Butcher Day Death with dignity

Death is a part of life, without death no one could live. Even vegetarians’ diets put an end to life. By eating a carrot, for example, there is no way for the veggie to naturally finishing its lifecycle, and produce seeds.

This may not seem like an end of a life , but it is.

To continue living , we must consume other forms of life. We can’t only be sustained by non-life forms such as minerals.

Most of us don’t talk about death much , but it’s part of life on the farm.

Every year, livestock is butchered for future use. This past week , we butchered our turkeys.

As in the past, I sent emails to those who had booked a turkey, inviting them to join us on butcher day. The answers ranged from those unavailable due to work or travel, to those who could not help with this sort of work , to those who were looking forward to helping.

I do understand it isn’t a job for everyone. Growing up on the farm on chicken-butchering day, my mother and I did the killing and plucking. My sister joined us to help eviscerate the birds. Killing with respect for the animal being killed isn’t always easy. But every year hunters do this when they go out for their yearly moose or bison. So it isn’t much of a stretch for farmers to do this as well.

The strange thing is, most modern farmers no longer do their own butchering. Farms have grown too large for on-site butchering. Now an animal is trucked to the auction barn, where it is bought and sent to an abattoir. Here it is killed, cut up, and packaged for sale.

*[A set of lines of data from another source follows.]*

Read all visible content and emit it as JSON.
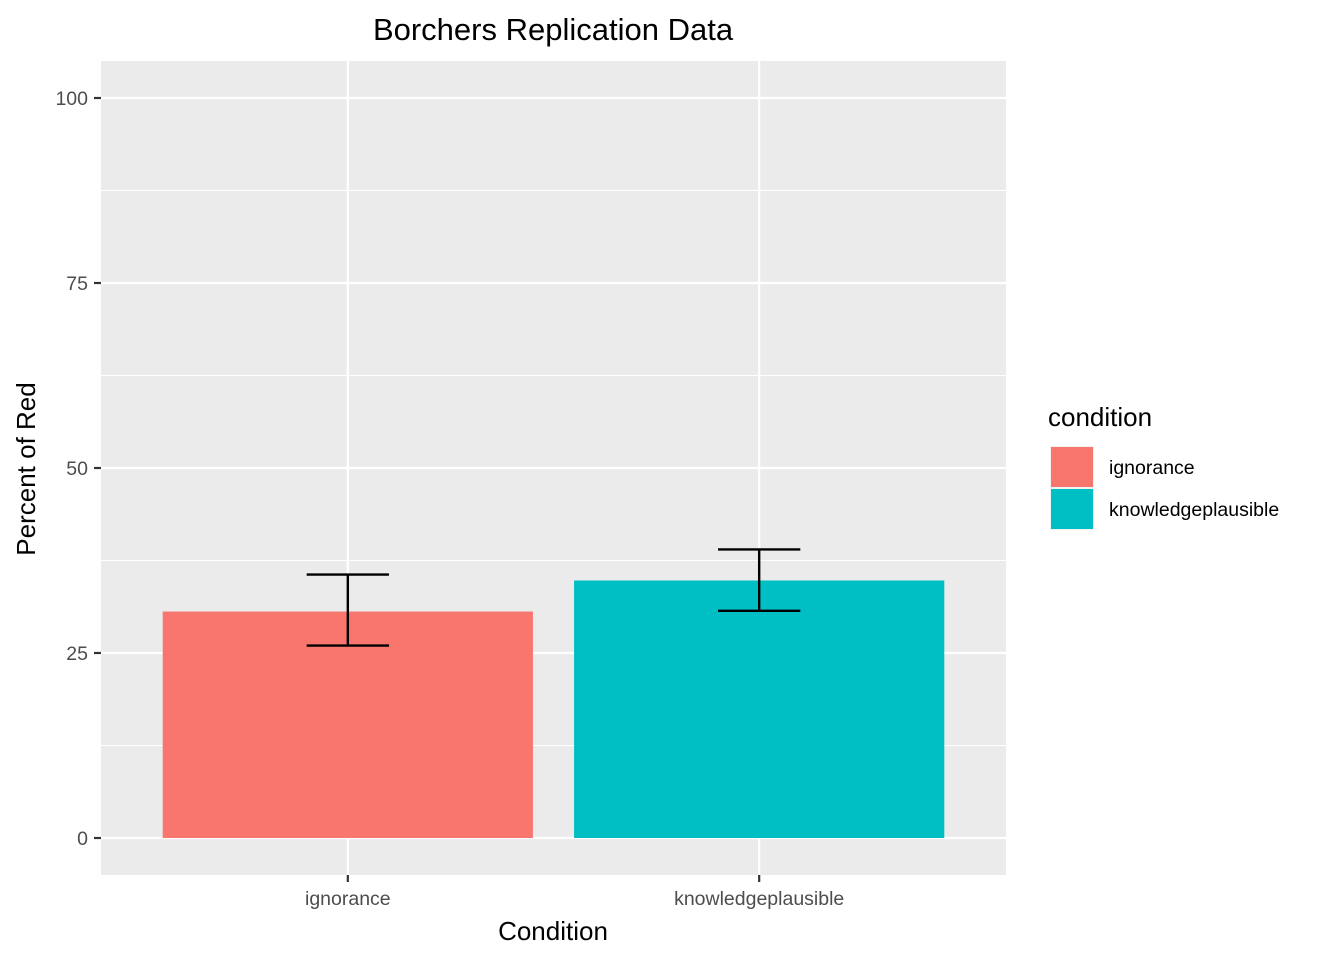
{
  "chart_data": {
    "type": "bar",
    "title": "Borchers Replication Data",
    "xlabel": "Condition",
    "ylabel": "Percent of Red",
    "categories": [
      "ignorance",
      "knowledgeplausible"
    ],
    "values": [
      30.6,
      34.8
    ],
    "error_bars": [
      {
        "low": 26.0,
        "high": 35.6
      },
      {
        "low": 30.7,
        "high": 39.0
      }
    ],
    "colors": [
      "#F8766D",
      "#00BFC4"
    ],
    "ylim": [
      -5,
      105
    ],
    "y_ticks": [
      0,
      25,
      50,
      75,
      100
    ],
    "y_tick_labels": [
      "0",
      "25",
      "50",
      "75",
      "100"
    ],
    "grid": true,
    "legend": {
      "title": "condition",
      "position": "right",
      "entries": [
        "ignorance",
        "knowledgeplausible"
      ]
    }
  }
}
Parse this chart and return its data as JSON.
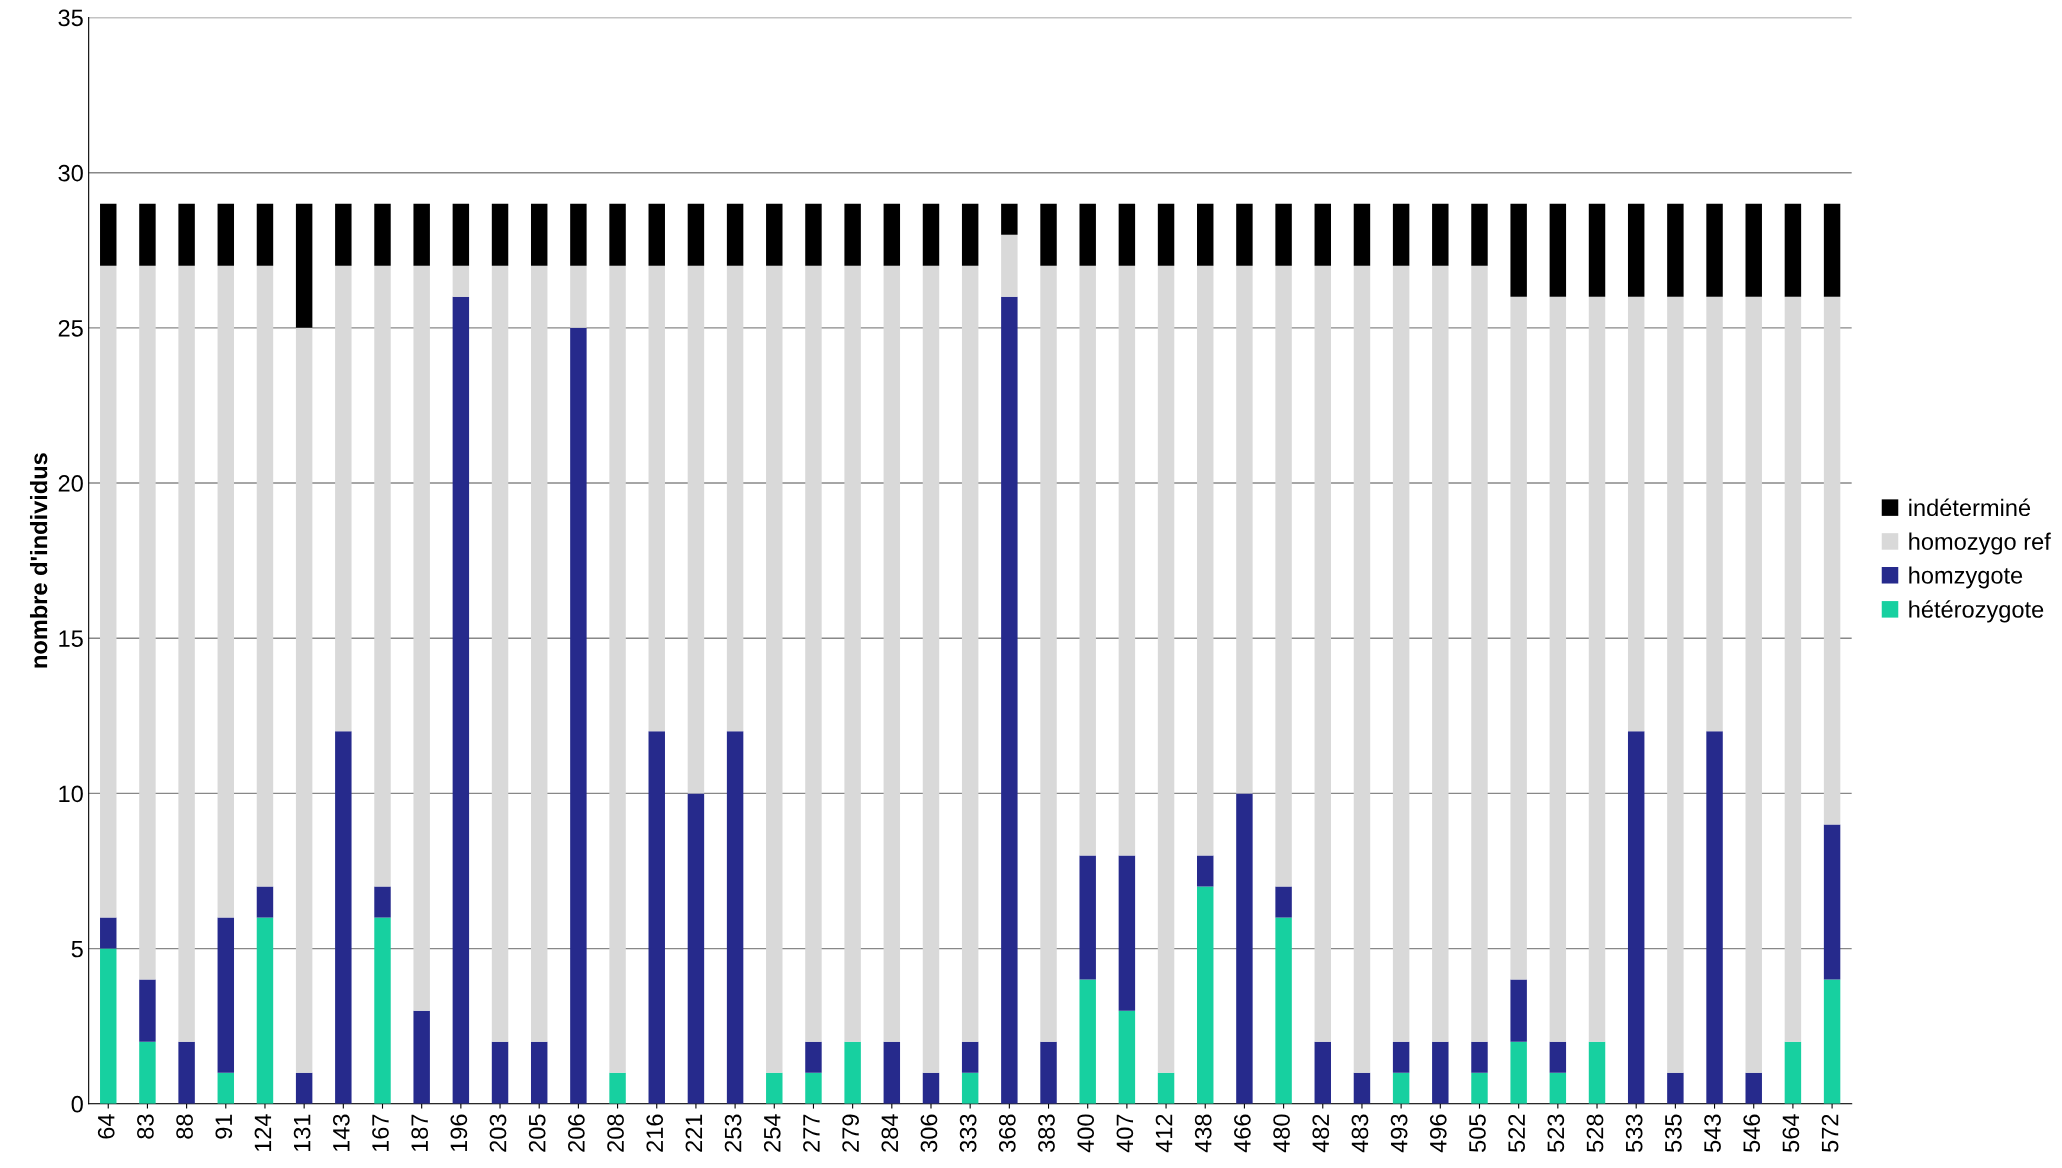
{
  "chart_data": {
    "type": "bar",
    "stacked": true,
    "ylabel": "nombre d'individus",
    "categories": [
      "64",
      "83",
      "88",
      "91",
      "124",
      "131",
      "143",
      "167",
      "187",
      "196",
      "203",
      "205",
      "206",
      "208",
      "216",
      "221",
      "253",
      "254",
      "277",
      "279",
      "284",
      "306",
      "333",
      "368",
      "383",
      "400",
      "407",
      "412",
      "438",
      "466",
      "480",
      "482",
      "483",
      "493",
      "496",
      "505",
      "522",
      "523",
      "528",
      "533",
      "535",
      "543",
      "546",
      "564",
      "572"
    ],
    "series": [
      {
        "name": "hétérozygote",
        "color": "#17d0a0",
        "values": [
          5,
          2,
          0,
          1,
          6,
          0,
          0,
          6,
          0,
          0,
          0,
          0,
          0,
          1,
          0,
          0,
          0,
          1,
          1,
          2,
          0,
          0,
          1,
          0,
          0,
          4,
          3,
          1,
          7,
          0,
          6,
          0,
          0,
          1,
          0,
          1,
          2,
          1,
          2,
          0,
          0,
          0,
          0,
          2,
          4
        ]
      },
      {
        "name": "homzygote",
        "color": "#262a8c",
        "values": [
          1,
          2,
          2,
          5,
          1,
          1,
          12,
          1,
          3,
          26,
          2,
          2,
          25,
          0,
          12,
          10,
          12,
          0,
          1,
          0,
          2,
          1,
          1,
          26,
          2,
          4,
          5,
          0,
          1,
          10,
          1,
          2,
          1,
          1,
          2,
          1,
          2,
          1,
          0,
          12,
          1,
          12,
          1,
          0,
          5
        ]
      },
      {
        "name": "homozygo ref",
        "color": "#d9d9d9",
        "values": [
          21,
          23,
          25,
          21,
          20,
          24,
          15,
          20,
          24,
          1,
          25,
          25,
          2,
          26,
          15,
          17,
          15,
          26,
          25,
          25,
          25,
          26,
          25,
          2,
          25,
          19,
          19,
          26,
          19,
          17,
          20,
          25,
          26,
          25,
          25,
          25,
          22,
          24,
          24,
          14,
          25,
          14,
          25,
          24,
          17
        ]
      },
      {
        "name": "indéterminé",
        "color": "#000000",
        "values": [
          2,
          2,
          2,
          2,
          2,
          4,
          2,
          2,
          2,
          2,
          2,
          2,
          2,
          2,
          2,
          2,
          2,
          2,
          2,
          2,
          2,
          2,
          2,
          1,
          2,
          2,
          2,
          2,
          2,
          2,
          2,
          2,
          2,
          2,
          2,
          2,
          3,
          3,
          3,
          3,
          3,
          3,
          3,
          3,
          3
        ]
      }
    ],
    "ylim": [
      0,
      35
    ],
    "yticks": [
      0,
      5,
      10,
      15,
      20,
      25,
      30,
      35
    ],
    "grid": "y",
    "legend": "right"
  }
}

Sometimes the killing happens in one place , and the cutting and wrapping in another; sometimes these places aren’t even in the same province. In such cases the farmer receives a cheque for the animal and the reality of death is no longer experienced. The person who buys the animal, or a cut-and-wrapped portion of it, never sees is alive, and is only connected to the living animal by a stretch of middlemen.

This distancing of ourselves from our food source makes us numb to certain realities .

In the Yukon we only have mobile abattoirs; the death of the animal takes place on the farm where it was raised , and the farmer is still involved. The meat is kept local and we have a shorter food chain. We also maintain some of the skills it takes to be more self-reliant. Being as isolated as we are from the rest of the planet, self-reliance is also part of life.